The caller, who claimed to be a Tory party member, added: “Could you imagine me becoming the prime minister of Pakistan or Saudi Arabia? No. These things matter. We’re talking about England – 85% of English people are white.”

“Watching the story of Rishi Sunak becoming England’s first prime minister of colour, of Indian descent, of all these things and then seeing the backlash, is one of the more telling things about how people view the role that they or their people have played in history,” Noah said in his response.

“You hear a lot of the people saying ‘Oh, they’re taking over, now the Indians are going to take over Great Britain and what’s next?’ And I always find myself going: ‘So what? What are you afraid of?’”

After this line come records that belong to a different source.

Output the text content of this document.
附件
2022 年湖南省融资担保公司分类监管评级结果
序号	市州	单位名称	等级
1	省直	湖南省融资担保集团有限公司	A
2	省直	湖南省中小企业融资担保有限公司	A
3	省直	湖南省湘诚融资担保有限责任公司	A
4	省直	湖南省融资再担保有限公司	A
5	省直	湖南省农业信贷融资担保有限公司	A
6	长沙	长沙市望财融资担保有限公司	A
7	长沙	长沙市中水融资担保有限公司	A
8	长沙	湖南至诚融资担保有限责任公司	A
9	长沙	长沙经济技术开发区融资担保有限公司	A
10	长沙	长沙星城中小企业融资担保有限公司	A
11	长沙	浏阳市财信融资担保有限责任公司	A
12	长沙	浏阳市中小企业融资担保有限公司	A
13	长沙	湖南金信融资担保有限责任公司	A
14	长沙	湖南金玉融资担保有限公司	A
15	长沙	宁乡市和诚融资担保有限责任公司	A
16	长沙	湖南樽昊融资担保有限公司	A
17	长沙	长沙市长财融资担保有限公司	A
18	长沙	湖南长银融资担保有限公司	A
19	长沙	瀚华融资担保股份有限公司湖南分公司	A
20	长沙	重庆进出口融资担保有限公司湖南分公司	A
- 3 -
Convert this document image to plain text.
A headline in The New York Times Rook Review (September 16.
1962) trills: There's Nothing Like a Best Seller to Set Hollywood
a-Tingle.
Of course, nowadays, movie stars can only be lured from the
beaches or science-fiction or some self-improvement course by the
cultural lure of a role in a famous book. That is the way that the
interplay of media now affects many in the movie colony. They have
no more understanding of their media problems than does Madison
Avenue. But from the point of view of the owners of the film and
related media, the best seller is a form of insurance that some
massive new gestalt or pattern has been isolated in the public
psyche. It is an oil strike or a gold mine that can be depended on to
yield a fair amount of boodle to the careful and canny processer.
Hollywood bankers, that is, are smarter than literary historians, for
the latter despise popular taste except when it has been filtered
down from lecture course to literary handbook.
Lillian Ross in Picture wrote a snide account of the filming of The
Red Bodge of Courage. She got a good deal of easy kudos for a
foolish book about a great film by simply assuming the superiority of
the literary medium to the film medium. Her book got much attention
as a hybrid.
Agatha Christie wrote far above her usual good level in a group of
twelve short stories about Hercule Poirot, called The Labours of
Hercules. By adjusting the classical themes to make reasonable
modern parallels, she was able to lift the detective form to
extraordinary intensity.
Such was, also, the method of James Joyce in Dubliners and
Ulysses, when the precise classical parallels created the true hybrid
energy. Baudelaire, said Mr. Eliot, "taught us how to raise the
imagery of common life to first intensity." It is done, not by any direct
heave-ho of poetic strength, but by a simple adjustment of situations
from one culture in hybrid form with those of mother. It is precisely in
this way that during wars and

The comedian compared the caller to Tucker Carlson, the rightwing Fox News presenter, which led to accusations that he was “projecting” American views on race on to Britain.

Former cabinet minister Sajid Javid, who was Britain’s first non-white chancellor and home secretary, said Noah was “simply wrong” and called his monologue “a narrative catered to his audience, at a cost of being completely detached from reality”.

Britain, Javid insisted, was “the most successful multiracial democracy on Earth and proud of this historic achievement”.

Asked whether Sunak believes Britain is a racist country, a Downing Street spokesperson said: “No he doesn’t.”

Former Tory leadership contender Rory Stewart called Noah’s comments “completely bizarre” and “lazy stereotyping”.

It is hard to deny the LBC caller’s racism, Katwala explained, but the strength of feeling boils down to a simple belief – that while there is a “toxic rejectionist fringe with an excessive share of online voice” who might be more inclined to contact radio shows, their bigotry should not be held as representative of what Britons think.

“It’s important to understand the differences between the US and the UK,” he said.

“It’s an important problem for America, that in the Trump era people like Steve Bannon managed to dissolve the boundary between extreme politics and the Republican mainstream.

“You have Republican candidates having to be ambivalent about racism or prejudice, violent protests, false conspiracy claims.”

In the UK, he said, even the likes of Nigel Farage are still “aware of where that boundary is”.

Tom Holland, historian and author, added that the “inability of American liberals to understand the world beyond the US in anything but American terms is a thing of wonder. The likelihood of the rightwing party in the US choosing a Hindu as its leader is, I would agree, effectively zero.”

Plenty of people agreed with Noah, however. Dr Shola Mos-Shogbamimu, a British-Nigerian activist and author, said the presenter was “spot on”.

“There was and is backlash at Rishi Sunak’s appointment as Britain’s first Asian prime minister,” she wrote. “Don’t mind the liars denying it with their gaslighting. It’s what some Brits do best. They are so bold with their Caucacity. Keep speaking truth.”

Though Sunak’s appointment as PM was a historic moment for the UK, it drew a dividing line between those who celebrated the ascent of a Hindu politician and those who emphasised his policies would only deliver “more violence” for ethnic minorities. And though racism in the UK might not always be overt, critics said, there are plenty of examples of a more insidious form of oppression.

“It’s not as if representation doesn’t matter at all, but only measuring success on these terms is incredibly narrow,” Maya Goodfellow, author of Hostile Environment: How Immigrants Became Scapegoats, told the Guardian.

“It ignores racial disparities in Covid deaths, higher rates of poverty among certain racial groups or the Windrush scandal, which was just four years ago.

“The fixation on trickle-down equality obscures a thoroughgoing discussion about the way racism and, crucially, racial inequalities, change shape but continue to run deep in Britain.”